【芸術秘話】東洋絵画の技法 没骨法

東洋絵画の技法、没骨法は東洋絵画の技法の一つです。没骨の「没」は「見えない」という意味で、「骨」はここでは「輪郭」を意味しています。中国絵画は通常、筆で輪郭や線を用いた絵画が多く、「没骨法」はつまり、線を用いらず、下書きせずに直接色彩で描いていくという技法です。

この技法が最初に現れたのは山水画でした。南朝梁の武帝のころの画家・張僧繇はかつて、青・緑・朱・赭・白などの色を使って、えんえんと連なる山々と木々や岩などを描きました。

このような技法は甘粛省の敦煌市の佛教絵画でも見られ、西域から伝わってきた可能性が考えられました。その後、唐の時代の画家・楊昇の没骨山水画から有名になりました。

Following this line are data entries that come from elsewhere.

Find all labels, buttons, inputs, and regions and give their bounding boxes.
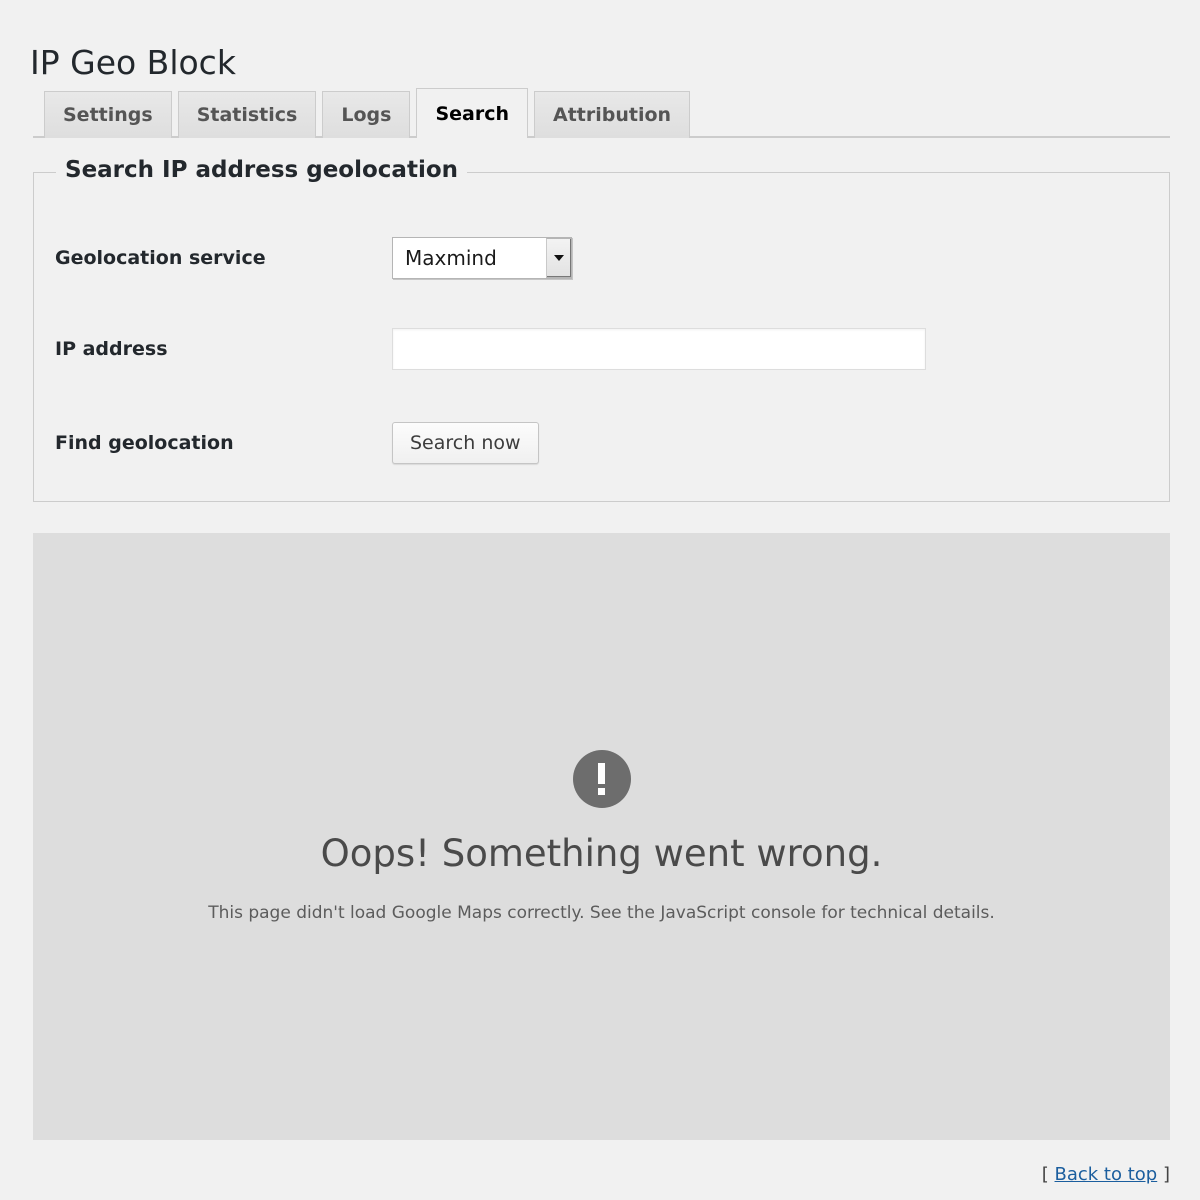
ip-address-input[interactable] bbox=[392, 328, 926, 370]
back-to-top-link[interactable]: Back to top bbox=[1055, 1164, 1158, 1185]
map-error-description: This page didn't load Google Maps correc… bbox=[208, 903, 995, 923]
find-geolocation-label: Find geolocation bbox=[55, 432, 234, 454]
footer-open-bracket: [ bbox=[1041, 1164, 1049, 1185]
map-container[interactable]: Oops! Something went wrong. This page di… bbox=[33, 533, 1170, 1140]
tab-bar: Settings Statistics Logs Search Attribut… bbox=[33, 88, 1170, 138]
ip-address-label: IP address bbox=[55, 338, 168, 360]
row-find-geolocation: Find geolocation Search now bbox=[34, 420, 1169, 466]
exclamation-dot bbox=[598, 788, 605, 795]
geolocation-service-value: Maxmind bbox=[393, 238, 546, 278]
geolocation-service-label: Geolocation service bbox=[55, 247, 266, 269]
page-title: IP Geo Block bbox=[30, 43, 236, 83]
tab-statistics[interactable]: Statistics bbox=[177, 91, 317, 138]
chevron-down-icon[interactable] bbox=[546, 238, 572, 278]
footer-close-bracket: ] bbox=[1162, 1164, 1170, 1185]
exclamation-icon bbox=[572, 750, 631, 808]
search-panel: Search IP address geolocation Geolocatio… bbox=[33, 157, 1170, 502]
search-now-button[interactable]: Search now bbox=[392, 422, 539, 464]
tab-attribution[interactable]: Attribution bbox=[534, 91, 691, 138]
tab-settings[interactable]: Settings bbox=[44, 91, 172, 138]
row-geolocation-service: Geolocation service Maxmind bbox=[34, 235, 1169, 281]
caret-glyph bbox=[554, 255, 564, 261]
row-ip-address: IP address bbox=[34, 326, 1169, 372]
exclamation-bar bbox=[598, 763, 605, 784]
geolocation-service-select[interactable]: Maxmind bbox=[392, 237, 572, 279]
map-error-title: Oops! Something went wrong. bbox=[320, 832, 883, 875]
footer: [ Back to top ] bbox=[1042, 1164, 1170, 1185]
tab-search[interactable]: Search bbox=[416, 88, 528, 138]
tab-logs[interactable]: Logs bbox=[322, 91, 411, 138]
panel-legend: Search IP address geolocation bbox=[56, 157, 467, 183]
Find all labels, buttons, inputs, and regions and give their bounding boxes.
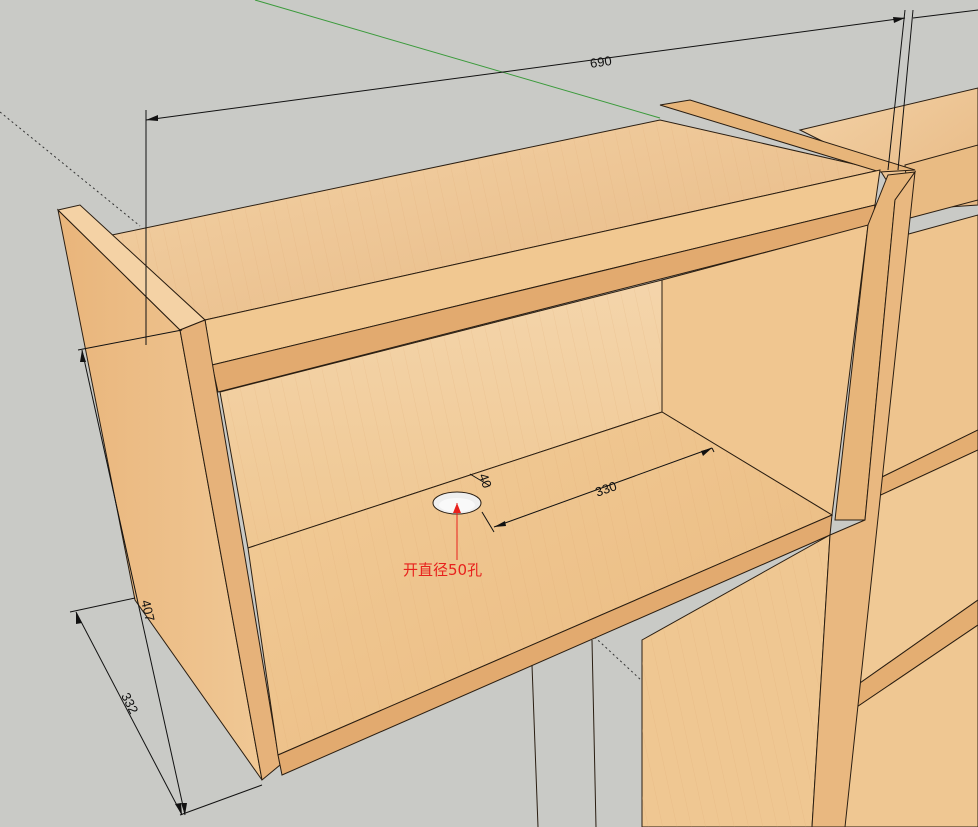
dimension-690-label: 690 — [589, 53, 612, 71]
hole-note-label: 开直径50孔 — [403, 561, 482, 579]
cabinet-drawing-canvas: 690 407 332 330 40 开直径50孔 — [0, 0, 978, 827]
dimension-332-label: 332 — [118, 690, 141, 716]
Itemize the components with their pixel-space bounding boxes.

この技法が花鳥画に使用されたのは、それから数百年後のことで、山水画の時より繊細になり、五代十国時代の南唐の画家・徐熙と前蜀・後蜀の黄筌とともに花鳥画の二大流派を創始しました。「野逸」と評されている徐熙の画風は水墨を主体とし、淡い色彩を施し筆跡を隠さないため、「落墨花」とも呼ばれています。一方、黄筌は細い筆で輪郭を描き、それから色を足していくという画法を使用しました。写意的な徐熙の絵画に対し、黄筌の流派は細部まで拘り、写実的な絵画となっています。

五代 黃筌「写生珍禽図」(パブリックドメイン)

北宋の徽宗時期の『宣和画譜』という書物に黄筌の『没骨花枝図』が記載されていることから、黄筌が没骨花鳥画の創始者と考える人もいましたが、この書物には絵のタイトルだけで詳細な画法は記録されていないため、黄筌が没骨花鳥画の創始者であるという確証はありません。しかし、徐熙の孫・徐崇嗣が墨線を用いない没骨画の創始者であるという記載は残されています。
 

清初の文人画家・書家、惲壽平の作品「秋海棠」(パブリックドメイン)

また、没骨画を輪郭、線のない絵という認識は厳密に言うと不十分です。本来、没骨画は完全な色彩画で、つまり、色彩と輪郭がないことが没骨画の絶対条件です。

清初の画家・惲寿平は徐崇嗣の没骨画を研究し、積極的に没骨花鳥画を復興し、清の時代の花鳥画に大きな影響を与えました。